As an attempt of mitigation, one may propose blocking concurrent writes to same file
so that the end file will be copy of either ke/y or ke//y instead of being
corrupted. However, this will also block valid concurrent download of the file.
So should not be done.
Nevertheless a warning that emphasize these limitations may be given in the readme.
ps. We (with @seruman) have noticed this corruption problem while discussing how "/" and "\" can be handled considering incompatibility of s3, unix-like systems and windows.
[^bonus]: There is also another similar incompatibility problem: in s3 both keand ke/y
can coexists.

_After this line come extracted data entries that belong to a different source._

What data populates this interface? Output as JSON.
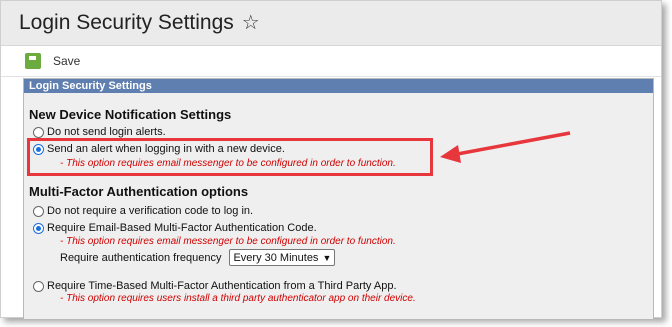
{
  "header": {
    "title": "Login Security Settings",
    "star_icon": "star-icon"
  },
  "toolbar": {
    "save_label": "Save",
    "save_icon": "save-icon"
  },
  "panel": {
    "header": "Login Security Settings",
    "device_section": {
      "heading": "New Device Notification Settings",
      "options": [
        {
          "label": "Do not send login alerts.",
          "checked": false
        },
        {
          "label": "Send an alert when logging in with a new device.",
          "checked": true
        }
      ],
      "note": "- This option requires email messenger to be configured in order to function."
    },
    "mfa_section": {
      "heading": "Multi-Factor Authentication options",
      "options": [
        {
          "label": "Do not require a verification code to log in.",
          "checked": false
        },
        {
          "label": "Require Email-Based Multi-Factor Authentication Code.",
          "checked": true
        },
        {
          "label": "Require Time-Based Multi-Factor Authentication from a Third Party App.",
          "checked": false
        }
      ],
      "email_note": "- This option requires email messenger to be configured in order to function.",
      "frequency_label": "Require authentication frequency",
      "frequency_value": "Every 30 Minutes",
      "app_note": "- This option requires users install a third party authenticator app on their device."
    }
  },
  "colors": {
    "highlight": "#e8363d",
    "note": "#d00000",
    "panel_header": "#5e7fb0"
  }
}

But in unix-like filesystems ke/y implies the existence of directory ke
which conflicts with a file named ke.
Maybe an idea of a workaround: a user could provide an option with regex or other mapping to convert filepath when syncing between filesystem<=>S3. This would be very useful for uploading files for static sites. For instance the mapping could specify cleaning html extension when uploading built static nextjs site for "/path", "/path/subpath", which has "path.html" and "path/subpath.html" files and "path" folder. While in the bucket the files should be named "path", "path/subpath".